I pondered for a while. I thought about the kids. I thought about the suffocating heat. I thought about the young women. I thought about the dehydration. I thought about all the people who smiled when they saw me coming. I thought about the muscles that were still sore, two days after the fact.

"Yeah, I'd do it again," I said.

And I would. I liked being Uncle Slam. For all the physical exhaustion, I loved the opportunity to inhabit that outsized personality for a while, to dance in the streets, to wiggle my backside at complete strangers. I wouldn't want to make a career of it, necessarily, but I'm not sorry I had the chance.

And who knows? Maybe next time, I will try going to a bar with the costume on.
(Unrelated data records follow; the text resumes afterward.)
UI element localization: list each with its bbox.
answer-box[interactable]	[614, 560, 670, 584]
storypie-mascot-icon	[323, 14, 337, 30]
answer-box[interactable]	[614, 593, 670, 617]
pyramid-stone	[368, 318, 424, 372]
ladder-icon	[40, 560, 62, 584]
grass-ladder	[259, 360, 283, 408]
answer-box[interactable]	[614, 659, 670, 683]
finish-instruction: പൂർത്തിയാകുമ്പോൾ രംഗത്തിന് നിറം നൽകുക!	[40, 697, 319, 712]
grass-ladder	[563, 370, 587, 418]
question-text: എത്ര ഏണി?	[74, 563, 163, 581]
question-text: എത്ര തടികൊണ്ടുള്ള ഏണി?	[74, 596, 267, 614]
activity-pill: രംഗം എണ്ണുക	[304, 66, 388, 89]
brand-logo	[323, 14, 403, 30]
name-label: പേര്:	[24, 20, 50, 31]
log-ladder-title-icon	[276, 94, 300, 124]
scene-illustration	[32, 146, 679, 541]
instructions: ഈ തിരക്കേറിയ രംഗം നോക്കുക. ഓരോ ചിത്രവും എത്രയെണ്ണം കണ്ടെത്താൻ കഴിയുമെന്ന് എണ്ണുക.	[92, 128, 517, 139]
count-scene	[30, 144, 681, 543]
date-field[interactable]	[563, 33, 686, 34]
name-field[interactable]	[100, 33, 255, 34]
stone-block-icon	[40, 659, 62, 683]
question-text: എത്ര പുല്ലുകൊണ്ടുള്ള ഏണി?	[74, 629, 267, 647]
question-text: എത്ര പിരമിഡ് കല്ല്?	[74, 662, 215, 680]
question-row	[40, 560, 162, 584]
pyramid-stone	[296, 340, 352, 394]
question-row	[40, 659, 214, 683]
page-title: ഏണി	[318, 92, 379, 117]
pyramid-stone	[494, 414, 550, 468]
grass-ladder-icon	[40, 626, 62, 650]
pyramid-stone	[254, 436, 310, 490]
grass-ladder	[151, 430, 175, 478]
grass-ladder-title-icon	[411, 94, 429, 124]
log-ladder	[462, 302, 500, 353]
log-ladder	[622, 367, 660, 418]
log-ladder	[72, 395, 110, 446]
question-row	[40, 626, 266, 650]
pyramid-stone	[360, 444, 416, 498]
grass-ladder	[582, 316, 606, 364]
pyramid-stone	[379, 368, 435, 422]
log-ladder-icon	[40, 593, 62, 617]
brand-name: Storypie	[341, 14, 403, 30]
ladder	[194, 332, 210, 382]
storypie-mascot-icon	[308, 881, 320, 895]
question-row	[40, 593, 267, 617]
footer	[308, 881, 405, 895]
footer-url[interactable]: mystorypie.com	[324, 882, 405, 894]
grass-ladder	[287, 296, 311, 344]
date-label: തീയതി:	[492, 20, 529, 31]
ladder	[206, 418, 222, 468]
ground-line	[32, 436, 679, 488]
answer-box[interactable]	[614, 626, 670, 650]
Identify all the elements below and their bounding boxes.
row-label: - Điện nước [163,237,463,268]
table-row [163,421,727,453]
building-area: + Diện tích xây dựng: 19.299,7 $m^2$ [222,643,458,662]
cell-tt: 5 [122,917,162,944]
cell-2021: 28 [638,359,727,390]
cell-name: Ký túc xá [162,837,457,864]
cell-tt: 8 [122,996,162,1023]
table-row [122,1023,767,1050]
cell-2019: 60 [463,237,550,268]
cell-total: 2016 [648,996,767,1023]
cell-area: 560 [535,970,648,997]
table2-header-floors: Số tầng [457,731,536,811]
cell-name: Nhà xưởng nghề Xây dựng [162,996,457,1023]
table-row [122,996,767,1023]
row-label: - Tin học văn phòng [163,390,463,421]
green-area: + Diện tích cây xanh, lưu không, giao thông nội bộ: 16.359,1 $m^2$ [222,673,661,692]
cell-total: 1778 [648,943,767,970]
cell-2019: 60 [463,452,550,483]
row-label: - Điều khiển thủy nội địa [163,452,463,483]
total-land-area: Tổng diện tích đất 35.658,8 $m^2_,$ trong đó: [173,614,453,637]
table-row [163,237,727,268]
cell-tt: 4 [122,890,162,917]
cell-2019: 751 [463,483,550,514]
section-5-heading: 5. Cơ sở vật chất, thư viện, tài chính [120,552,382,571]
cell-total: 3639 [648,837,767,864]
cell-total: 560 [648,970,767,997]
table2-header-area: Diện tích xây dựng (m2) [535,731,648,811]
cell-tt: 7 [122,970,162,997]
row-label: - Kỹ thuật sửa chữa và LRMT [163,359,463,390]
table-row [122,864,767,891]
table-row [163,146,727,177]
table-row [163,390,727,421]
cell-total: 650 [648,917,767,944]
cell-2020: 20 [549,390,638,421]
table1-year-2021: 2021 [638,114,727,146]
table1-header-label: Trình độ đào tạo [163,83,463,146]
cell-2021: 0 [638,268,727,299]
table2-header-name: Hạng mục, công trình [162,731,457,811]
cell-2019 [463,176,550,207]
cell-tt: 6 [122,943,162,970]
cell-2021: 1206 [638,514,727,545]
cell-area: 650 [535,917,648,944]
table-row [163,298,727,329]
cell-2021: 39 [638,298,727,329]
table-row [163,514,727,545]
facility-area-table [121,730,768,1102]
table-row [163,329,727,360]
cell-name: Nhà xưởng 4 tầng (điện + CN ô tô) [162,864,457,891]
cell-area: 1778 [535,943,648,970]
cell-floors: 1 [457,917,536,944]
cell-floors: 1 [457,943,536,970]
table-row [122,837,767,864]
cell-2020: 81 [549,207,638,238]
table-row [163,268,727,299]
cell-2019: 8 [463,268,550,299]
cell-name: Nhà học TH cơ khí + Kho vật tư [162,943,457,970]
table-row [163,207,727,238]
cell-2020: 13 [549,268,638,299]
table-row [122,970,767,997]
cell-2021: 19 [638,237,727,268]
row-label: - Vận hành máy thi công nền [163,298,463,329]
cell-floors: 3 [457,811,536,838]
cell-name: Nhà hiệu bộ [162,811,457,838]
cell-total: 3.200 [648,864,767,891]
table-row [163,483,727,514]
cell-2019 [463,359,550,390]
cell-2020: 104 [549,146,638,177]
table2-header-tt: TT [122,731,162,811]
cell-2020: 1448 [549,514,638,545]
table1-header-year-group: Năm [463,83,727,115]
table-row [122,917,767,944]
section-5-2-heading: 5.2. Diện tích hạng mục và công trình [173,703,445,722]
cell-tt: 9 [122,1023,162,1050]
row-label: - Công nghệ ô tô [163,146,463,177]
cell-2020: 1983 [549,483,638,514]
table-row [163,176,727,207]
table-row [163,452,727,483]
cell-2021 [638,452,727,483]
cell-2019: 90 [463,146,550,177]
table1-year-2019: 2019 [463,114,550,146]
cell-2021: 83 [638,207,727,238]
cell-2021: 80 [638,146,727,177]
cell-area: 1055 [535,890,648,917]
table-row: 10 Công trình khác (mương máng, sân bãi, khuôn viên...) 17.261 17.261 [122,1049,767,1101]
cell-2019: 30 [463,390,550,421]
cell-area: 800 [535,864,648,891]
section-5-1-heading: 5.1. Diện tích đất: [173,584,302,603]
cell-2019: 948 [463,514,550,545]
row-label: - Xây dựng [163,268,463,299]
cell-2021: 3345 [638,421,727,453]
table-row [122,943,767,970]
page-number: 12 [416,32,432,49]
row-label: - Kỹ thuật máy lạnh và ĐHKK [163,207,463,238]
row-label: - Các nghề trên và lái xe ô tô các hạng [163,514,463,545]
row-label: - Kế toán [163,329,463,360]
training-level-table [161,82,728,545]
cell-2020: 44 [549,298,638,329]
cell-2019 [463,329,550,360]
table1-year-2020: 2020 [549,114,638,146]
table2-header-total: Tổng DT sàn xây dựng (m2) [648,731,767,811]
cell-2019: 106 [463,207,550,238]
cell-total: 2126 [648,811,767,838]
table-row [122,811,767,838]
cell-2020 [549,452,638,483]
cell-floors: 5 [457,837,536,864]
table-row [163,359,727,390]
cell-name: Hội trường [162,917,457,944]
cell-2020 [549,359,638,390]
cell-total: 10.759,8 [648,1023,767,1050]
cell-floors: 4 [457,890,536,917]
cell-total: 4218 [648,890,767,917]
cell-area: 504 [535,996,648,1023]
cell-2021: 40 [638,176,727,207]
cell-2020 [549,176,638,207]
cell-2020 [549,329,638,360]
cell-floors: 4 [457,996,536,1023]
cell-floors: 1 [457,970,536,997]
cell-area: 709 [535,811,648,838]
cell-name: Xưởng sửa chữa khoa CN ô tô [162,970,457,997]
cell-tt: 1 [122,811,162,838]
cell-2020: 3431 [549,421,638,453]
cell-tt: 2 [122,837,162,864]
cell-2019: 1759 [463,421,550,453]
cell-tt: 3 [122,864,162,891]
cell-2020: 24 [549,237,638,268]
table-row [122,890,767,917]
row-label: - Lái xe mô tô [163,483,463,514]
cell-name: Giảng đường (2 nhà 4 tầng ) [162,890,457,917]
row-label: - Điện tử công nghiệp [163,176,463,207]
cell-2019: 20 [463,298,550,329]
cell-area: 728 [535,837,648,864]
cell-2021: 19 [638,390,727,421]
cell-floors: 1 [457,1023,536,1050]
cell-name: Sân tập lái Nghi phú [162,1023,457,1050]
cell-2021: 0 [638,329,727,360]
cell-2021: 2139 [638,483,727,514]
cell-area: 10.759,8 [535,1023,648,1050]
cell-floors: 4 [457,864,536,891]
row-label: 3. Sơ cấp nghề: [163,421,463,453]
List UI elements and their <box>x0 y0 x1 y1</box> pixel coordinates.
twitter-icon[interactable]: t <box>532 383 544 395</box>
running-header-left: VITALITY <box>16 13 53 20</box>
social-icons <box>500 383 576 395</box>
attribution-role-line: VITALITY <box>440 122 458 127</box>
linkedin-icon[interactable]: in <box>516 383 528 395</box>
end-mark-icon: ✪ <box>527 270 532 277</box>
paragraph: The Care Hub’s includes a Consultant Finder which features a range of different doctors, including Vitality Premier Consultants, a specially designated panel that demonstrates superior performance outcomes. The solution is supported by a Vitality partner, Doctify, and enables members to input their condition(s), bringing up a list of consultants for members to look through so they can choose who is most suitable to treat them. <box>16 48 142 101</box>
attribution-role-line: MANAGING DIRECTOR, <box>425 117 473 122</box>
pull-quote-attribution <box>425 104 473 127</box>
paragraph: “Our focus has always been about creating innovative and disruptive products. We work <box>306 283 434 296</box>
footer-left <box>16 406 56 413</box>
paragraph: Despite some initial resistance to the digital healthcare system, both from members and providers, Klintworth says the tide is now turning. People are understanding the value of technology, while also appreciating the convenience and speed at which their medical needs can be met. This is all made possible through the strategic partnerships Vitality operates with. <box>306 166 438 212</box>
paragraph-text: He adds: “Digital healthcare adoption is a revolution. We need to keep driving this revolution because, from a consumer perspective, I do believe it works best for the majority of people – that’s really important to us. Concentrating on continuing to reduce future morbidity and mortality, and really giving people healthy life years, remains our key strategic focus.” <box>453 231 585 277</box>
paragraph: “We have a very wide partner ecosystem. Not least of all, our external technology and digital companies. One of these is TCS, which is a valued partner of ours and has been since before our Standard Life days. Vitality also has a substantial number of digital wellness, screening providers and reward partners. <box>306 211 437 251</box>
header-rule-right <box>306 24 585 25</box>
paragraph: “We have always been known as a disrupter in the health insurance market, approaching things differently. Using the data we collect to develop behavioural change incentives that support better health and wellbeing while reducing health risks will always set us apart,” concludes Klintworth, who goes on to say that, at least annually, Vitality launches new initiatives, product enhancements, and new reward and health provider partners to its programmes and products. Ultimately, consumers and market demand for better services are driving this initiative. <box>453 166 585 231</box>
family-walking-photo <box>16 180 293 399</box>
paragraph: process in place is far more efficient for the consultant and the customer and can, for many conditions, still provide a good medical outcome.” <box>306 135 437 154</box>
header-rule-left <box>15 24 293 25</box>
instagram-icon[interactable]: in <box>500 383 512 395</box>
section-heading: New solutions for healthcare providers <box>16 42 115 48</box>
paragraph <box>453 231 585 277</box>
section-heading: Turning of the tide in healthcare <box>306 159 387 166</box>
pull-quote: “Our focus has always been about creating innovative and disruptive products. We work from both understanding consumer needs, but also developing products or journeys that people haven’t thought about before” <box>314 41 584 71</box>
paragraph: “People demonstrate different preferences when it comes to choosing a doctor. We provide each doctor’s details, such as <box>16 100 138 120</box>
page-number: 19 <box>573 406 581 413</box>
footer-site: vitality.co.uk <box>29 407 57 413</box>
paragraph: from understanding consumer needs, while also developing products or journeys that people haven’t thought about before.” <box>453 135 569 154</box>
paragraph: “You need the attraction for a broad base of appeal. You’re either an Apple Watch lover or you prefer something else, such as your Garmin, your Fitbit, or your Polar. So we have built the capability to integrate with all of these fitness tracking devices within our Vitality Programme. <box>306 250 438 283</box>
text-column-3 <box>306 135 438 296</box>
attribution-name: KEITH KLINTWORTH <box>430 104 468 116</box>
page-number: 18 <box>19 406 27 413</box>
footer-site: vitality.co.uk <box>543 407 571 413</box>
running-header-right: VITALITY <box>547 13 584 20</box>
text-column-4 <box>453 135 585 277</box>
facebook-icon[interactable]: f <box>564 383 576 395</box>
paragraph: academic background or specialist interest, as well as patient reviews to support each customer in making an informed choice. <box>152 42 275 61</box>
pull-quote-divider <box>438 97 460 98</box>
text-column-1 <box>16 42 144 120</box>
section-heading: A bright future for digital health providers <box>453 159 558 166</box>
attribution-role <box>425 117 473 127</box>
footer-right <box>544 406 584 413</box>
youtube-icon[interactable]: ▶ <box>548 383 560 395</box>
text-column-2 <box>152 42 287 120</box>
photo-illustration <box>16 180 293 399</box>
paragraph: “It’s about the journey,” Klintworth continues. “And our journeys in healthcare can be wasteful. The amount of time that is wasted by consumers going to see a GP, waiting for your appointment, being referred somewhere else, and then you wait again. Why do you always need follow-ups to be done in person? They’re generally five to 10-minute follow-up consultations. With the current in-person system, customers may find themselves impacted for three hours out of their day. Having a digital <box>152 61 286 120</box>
Oh, here I am in the costume, in case you were curious:

big gang.jpg

Posted by Mediocre Fred at May 18, 2007 09:54 AM | TrackBack

**GASP** you NEVER take off the head in view of other people. You gotta do that in a back room somewhere.

Challenges and heat stroke notwithstanding, sounds like you had a good time. I take it no kids punched you in the privates?

Posted by: Carl at May 18, 2007 10:57 AM

A girl I once worked with used to work for the Potomac Cannons back in the late '90s, and happened to have been the mascot, Big Shot, a couple of times. She said the exact same thing - it's hot, sweaty and miserable on even a moderately warm day. I can attest to this as well from my own lone mascot experience. The only difference was that she was ready to run screaming from mascot work, whereas I (like you) would do it again.

Oh, and personally I think Big Shot needs to make a return trip and duke it out with Uncle Slam. Best of three falls, no biting, kicking or headbutting.

Posted by: PapaShaft at May 21, 2007 05:24 AM

Carl, point taken. But I had no back room in which to do this, and I was indeed desperate at that point.

PS - I'm totally game for an Uncle Slam/Big Shot rumble. Winner gets to wrestle Screech for mascot duties with the big club.

Posted by: Mediocre Fred at May 22, 2007 01:37 PM

PS: Yes, Carl, my privates remained unpunched, for which I am thankful.